The attack lasted only for 10 minutes and involved short bursts of terabit volumes that ramped up in a few seconds. Majorly three peaks were noted by the networking provider with the highest peaking at 2.4 Tbps while the other two reached highs of 0.55 Tbps and 1.7 Tbps respectively.
Microsoft attributed the mitigation success to its distributed DDoS detection and its control plane logic that allocates mitigation resources closest to the source of the attack.

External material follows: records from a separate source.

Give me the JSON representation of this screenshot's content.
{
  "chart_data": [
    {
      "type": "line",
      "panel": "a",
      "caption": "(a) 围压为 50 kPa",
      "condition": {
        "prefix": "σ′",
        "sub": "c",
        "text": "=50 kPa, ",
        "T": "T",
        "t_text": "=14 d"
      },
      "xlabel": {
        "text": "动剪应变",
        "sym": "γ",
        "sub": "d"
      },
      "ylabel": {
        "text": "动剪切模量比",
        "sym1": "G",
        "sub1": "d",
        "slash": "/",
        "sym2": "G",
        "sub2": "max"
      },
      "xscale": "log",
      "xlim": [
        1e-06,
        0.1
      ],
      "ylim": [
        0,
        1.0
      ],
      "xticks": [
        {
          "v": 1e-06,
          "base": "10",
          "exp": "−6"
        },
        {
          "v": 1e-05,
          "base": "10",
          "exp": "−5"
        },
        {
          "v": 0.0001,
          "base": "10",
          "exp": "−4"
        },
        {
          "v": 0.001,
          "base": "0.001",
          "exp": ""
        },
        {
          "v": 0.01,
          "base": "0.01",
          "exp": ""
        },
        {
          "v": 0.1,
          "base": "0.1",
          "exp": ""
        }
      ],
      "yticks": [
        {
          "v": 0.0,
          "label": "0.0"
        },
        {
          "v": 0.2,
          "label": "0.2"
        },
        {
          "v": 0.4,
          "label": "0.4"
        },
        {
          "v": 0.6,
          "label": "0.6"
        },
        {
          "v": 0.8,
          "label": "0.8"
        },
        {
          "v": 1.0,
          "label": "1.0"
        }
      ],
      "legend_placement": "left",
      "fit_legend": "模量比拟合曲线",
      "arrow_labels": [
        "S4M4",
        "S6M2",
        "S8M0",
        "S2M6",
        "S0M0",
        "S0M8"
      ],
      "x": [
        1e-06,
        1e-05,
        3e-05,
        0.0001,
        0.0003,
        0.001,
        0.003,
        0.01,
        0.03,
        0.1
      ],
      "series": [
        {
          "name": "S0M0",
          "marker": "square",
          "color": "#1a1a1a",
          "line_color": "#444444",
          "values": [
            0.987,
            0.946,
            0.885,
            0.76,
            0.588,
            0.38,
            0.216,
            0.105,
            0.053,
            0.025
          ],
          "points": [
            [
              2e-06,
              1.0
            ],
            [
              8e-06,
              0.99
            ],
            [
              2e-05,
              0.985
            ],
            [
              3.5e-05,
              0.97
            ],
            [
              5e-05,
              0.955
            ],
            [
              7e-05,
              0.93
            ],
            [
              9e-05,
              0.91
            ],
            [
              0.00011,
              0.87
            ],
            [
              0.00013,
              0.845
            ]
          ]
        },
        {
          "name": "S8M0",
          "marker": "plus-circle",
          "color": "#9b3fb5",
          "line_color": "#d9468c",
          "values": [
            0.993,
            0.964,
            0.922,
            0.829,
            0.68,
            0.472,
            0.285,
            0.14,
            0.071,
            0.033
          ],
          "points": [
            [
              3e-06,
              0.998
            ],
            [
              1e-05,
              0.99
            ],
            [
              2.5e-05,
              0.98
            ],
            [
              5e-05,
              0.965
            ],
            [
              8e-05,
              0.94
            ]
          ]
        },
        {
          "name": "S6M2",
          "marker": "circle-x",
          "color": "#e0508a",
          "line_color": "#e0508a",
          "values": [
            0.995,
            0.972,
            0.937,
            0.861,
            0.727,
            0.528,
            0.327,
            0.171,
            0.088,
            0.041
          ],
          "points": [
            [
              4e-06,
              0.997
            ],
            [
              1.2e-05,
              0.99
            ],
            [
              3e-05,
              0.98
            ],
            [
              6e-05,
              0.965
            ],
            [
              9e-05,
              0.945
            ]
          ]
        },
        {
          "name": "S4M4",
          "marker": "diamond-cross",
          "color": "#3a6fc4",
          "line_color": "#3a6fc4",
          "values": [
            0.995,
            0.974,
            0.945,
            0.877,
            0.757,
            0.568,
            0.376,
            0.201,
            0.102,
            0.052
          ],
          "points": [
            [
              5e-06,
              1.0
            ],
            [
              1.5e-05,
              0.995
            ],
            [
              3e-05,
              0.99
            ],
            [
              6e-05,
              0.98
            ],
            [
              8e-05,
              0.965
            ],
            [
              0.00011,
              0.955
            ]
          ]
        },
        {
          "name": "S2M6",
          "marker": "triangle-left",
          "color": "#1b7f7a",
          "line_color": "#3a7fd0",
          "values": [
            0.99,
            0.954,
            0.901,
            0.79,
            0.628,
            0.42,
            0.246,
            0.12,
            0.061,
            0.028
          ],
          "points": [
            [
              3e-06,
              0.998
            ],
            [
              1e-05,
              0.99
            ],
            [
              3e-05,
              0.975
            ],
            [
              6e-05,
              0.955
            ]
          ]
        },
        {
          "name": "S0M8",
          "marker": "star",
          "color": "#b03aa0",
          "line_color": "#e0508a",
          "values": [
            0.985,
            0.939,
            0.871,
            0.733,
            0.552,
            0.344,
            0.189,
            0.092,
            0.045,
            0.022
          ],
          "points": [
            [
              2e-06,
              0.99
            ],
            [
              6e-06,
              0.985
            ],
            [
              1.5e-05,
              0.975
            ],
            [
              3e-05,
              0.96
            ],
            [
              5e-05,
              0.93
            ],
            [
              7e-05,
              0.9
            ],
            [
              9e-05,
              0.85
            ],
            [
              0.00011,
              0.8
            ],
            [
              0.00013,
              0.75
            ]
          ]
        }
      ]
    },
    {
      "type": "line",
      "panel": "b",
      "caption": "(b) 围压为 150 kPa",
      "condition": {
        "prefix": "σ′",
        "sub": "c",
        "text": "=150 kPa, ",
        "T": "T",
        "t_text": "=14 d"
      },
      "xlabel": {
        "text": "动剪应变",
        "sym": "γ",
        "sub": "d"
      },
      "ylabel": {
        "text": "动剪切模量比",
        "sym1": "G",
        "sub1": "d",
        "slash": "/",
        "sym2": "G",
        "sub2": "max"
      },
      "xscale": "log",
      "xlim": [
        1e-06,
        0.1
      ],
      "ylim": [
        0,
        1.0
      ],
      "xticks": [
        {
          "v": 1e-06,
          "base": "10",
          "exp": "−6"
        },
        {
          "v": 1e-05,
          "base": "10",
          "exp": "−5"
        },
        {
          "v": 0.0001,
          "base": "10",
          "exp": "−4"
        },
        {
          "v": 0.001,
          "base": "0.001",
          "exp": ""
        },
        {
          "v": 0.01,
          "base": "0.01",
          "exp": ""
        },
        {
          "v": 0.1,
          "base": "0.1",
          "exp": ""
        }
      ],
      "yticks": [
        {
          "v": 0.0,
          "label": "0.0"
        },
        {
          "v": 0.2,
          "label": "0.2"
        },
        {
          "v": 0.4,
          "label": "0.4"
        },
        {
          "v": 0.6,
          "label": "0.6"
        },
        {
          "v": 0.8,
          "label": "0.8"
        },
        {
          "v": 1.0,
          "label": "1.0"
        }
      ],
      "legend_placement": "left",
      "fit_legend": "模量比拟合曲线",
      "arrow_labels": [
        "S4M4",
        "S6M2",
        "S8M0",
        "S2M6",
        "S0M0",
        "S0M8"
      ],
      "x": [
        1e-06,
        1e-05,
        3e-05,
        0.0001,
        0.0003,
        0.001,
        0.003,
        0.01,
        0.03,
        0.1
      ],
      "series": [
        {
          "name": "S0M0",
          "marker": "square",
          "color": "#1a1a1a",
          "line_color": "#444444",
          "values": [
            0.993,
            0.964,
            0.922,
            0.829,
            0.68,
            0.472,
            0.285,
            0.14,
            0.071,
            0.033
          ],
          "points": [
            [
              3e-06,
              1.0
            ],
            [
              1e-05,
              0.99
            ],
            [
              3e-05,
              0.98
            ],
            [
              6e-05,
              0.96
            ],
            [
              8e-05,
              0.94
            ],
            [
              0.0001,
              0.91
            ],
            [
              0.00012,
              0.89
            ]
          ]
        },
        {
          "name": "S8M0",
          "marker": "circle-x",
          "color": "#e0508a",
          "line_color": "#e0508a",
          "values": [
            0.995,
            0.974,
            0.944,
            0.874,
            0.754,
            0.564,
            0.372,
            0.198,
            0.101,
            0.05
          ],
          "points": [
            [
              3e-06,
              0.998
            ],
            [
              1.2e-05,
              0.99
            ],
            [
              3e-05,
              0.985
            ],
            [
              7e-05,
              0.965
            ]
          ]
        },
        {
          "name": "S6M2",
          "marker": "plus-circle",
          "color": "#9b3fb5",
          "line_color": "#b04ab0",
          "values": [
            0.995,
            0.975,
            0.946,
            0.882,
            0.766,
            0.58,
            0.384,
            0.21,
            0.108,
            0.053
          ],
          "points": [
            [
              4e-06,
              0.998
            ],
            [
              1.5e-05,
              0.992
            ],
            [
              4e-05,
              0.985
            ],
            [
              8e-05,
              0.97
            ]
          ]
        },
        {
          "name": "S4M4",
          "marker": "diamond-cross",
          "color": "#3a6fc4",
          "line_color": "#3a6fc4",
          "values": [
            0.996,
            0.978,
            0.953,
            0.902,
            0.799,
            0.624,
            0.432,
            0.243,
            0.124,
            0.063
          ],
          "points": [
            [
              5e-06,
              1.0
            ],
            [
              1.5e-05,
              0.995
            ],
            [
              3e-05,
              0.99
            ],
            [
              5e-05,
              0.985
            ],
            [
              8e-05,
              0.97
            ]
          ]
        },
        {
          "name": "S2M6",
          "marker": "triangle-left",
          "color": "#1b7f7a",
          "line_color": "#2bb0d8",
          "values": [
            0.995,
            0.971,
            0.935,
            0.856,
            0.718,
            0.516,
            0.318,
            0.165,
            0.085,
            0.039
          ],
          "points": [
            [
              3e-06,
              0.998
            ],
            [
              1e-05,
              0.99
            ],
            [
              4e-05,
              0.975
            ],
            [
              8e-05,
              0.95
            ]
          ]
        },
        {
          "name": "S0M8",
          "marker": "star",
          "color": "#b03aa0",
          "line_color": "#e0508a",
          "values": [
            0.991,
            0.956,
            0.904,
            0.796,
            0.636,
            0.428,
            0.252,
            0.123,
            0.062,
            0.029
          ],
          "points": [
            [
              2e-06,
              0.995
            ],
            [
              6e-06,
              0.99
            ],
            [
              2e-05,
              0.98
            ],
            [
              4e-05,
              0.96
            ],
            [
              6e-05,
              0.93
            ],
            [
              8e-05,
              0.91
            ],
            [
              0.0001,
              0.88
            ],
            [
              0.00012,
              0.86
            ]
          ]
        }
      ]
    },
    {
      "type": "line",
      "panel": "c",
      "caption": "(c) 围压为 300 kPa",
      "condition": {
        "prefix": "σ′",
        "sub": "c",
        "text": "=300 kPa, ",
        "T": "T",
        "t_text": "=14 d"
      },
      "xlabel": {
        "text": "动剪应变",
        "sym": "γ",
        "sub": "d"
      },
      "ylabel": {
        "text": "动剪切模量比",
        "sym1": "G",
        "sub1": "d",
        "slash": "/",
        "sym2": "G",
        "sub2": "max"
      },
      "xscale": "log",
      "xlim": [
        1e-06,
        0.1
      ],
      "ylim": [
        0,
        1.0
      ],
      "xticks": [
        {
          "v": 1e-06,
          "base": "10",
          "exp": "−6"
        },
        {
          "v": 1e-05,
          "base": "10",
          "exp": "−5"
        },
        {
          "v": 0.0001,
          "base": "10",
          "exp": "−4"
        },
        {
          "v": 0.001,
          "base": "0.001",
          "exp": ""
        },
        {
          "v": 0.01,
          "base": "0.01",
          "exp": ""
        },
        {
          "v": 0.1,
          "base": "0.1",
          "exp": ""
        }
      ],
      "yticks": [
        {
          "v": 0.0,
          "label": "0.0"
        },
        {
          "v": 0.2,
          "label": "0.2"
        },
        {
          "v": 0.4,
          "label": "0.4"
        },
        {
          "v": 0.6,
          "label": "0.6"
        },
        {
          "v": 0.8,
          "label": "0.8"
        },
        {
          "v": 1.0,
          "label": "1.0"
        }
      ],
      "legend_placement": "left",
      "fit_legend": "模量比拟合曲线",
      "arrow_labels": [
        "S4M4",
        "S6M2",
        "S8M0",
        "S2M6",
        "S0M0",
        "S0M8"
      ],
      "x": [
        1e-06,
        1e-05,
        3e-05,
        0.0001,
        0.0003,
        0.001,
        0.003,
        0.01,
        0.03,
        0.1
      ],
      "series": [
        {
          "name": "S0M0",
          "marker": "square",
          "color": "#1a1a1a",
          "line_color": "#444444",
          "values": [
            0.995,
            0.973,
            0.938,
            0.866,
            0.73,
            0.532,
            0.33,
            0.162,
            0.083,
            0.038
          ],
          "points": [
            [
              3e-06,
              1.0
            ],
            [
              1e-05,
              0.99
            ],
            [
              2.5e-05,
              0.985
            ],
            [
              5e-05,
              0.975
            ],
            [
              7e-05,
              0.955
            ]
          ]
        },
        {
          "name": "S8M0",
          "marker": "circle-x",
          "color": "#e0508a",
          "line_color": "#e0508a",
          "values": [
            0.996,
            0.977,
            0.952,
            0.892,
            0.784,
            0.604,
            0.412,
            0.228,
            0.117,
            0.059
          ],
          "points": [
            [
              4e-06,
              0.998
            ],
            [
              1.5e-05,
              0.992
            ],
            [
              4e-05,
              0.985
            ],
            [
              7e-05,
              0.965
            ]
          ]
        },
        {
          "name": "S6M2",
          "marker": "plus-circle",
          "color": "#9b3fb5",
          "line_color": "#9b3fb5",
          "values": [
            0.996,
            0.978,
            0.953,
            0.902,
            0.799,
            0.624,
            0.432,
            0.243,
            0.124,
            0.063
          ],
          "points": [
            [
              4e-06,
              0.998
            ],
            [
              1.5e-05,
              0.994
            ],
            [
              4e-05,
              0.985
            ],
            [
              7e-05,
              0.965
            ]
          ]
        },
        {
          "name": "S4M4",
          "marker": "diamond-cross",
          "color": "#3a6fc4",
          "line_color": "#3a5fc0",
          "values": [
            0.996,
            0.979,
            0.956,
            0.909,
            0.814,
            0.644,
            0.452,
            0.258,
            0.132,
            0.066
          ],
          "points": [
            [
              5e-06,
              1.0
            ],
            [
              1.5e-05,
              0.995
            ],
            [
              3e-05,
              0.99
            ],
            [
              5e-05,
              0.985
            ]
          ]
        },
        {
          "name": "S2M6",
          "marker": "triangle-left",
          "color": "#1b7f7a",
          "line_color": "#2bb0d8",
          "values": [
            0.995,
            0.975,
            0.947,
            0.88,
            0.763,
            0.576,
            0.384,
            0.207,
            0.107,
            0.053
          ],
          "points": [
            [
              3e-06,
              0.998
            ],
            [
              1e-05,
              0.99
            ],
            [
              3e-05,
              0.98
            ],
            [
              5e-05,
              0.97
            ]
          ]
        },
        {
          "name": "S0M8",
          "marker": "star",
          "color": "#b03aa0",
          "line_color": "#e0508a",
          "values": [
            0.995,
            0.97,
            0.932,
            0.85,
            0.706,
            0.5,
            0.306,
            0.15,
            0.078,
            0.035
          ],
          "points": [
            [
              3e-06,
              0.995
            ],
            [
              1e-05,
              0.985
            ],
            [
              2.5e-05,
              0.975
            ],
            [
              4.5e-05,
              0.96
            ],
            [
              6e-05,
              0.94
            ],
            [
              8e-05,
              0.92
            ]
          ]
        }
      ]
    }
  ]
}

As the world has adopted more digital tools following the COVID-19 pandemic, a robust strategy to respond to a DDoS attack needs utmost attention. Had the target been running its own data center, it is likely to have gone down in the attack and caused financial losses to the unnamed customer, Microsoft claimed.
Prior to this, Microsoft had observed a 1 Tbps attack in 2020 but other service providers have seen higher intensity attacks, The Verge reported. Last year Amazon Web Services mitigated a 2.3 Tbps attack while in 2018 NetScout Arbor mitigated a 1.7 Tbps attack. According to The Verge, the largest attack recorded was a 2.54 Tbps attempt thwarted by Google in 2017 but reported only last year.